La parte izquierda de estas arquivoltas recoge las penas infernales. Sorprende ver cómo el Maestro Mateo y sus discípulos llegan ya a una especificación nunca alcanzada en el Románico: encontramos demonios atenazando la lengua a un personaje (símbolo de la blasfemia), una serpiente comiéndole el sexo a una figurilla (símbolo de la lujuria), un personaje comiendo al que un dogal enrollado al cuello le impide tragar (símbolo de gula). Estos detalles que rayan en lo anecdótico y pintoresco, junto con la libertad de movimiento y expresión que alcanzan las figuras de todo el conjunto de la portada, nos anuncian la llegada del arte Gótico.
El arco lateral de la derecha, con su representación de los elegidos en la otra mitad, concluye el relato apocalíptico: «Después de esto miré y vi una muchedumbre grande que nadie podía contar ... Éstos son los que vienen dé la gran Tribulación y lavaron sus túnicas y las blanquearon en la sangre del Cordero» (Ap 7, 14).

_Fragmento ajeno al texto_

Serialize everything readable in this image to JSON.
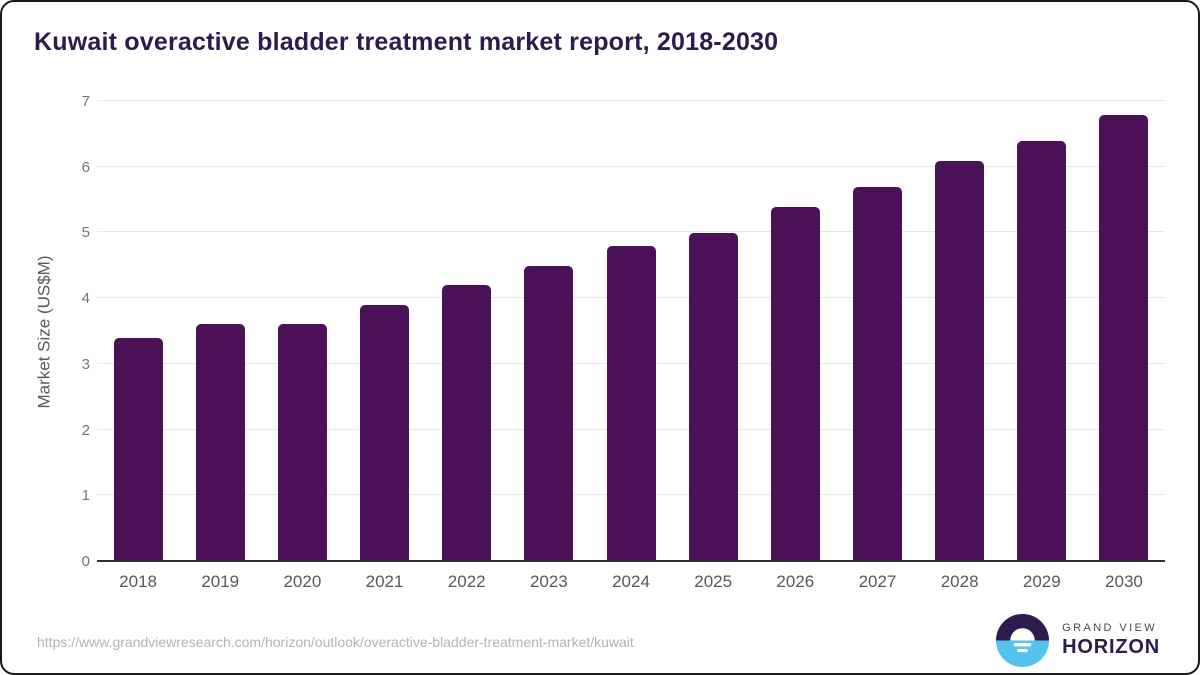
{
  "title": "Kuwait overactive bladder treatment market report, 2018-2030",
  "chart_data": {
    "type": "bar",
    "categories": [
      "2018",
      "2019",
      "2020",
      "2021",
      "2022",
      "2023",
      "2024",
      "2025",
      "2026",
      "2027",
      "2028",
      "2029",
      "2030"
    ],
    "values": [
      3.4,
      3.6,
      3.6,
      3.9,
      4.2,
      4.5,
      4.8,
      5.0,
      5.4,
      5.7,
      6.1,
      6.4,
      6.8
    ],
    "title": "Kuwait overactive bladder treatment market report, 2018-2030",
    "xlabel": "",
    "ylabel": "Market Size (US$M)",
    "ylim": [
      0,
      7
    ],
    "yticks": [
      0,
      1,
      2,
      3,
      4,
      5,
      6,
      7
    ],
    "grid": true,
    "legend": "none",
    "bar_color": "#4a1156"
  },
  "footer": {
    "source_url": "https://www.grandviewresearch.com/horizon/outlook/overactive-bladder-treatment-market/kuwait",
    "logo": {
      "line1": "GRAND VIEW",
      "line2": "HORIZON"
    }
  },
  "colors": {
    "bar": "#4a1156",
    "title_text": "#2e1a4d",
    "axis_line": "#2f2f2f",
    "gridline": "#e9e9e9",
    "tick_text": "#757575",
    "logo_dark": "#2e1b4e",
    "logo_blue": "#55c3ee",
    "url_text": "#b4b4b4"
  }
}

Con él se completa la visión de la Jerusalén celeste, de la Gloria apocalíptica agrupada alrededor de la impresionante figura de Cristo. Enlaza, además, el pasado con nuestro presente, pues en él estamos representados todos nosotros. También nosotros formamos parte de esta Iglesia limitada pero fuerte, porque Cristo sigue estando en el centro abrazándolo todo. El rostro plácido de esta figura de piedra está volviendo a susurrarnos que «tengáis paz en mi. En el mundo habéis de tener tribulación; pero, ¡ánimo!, yo he vencido al mundo» (Jn 16,33).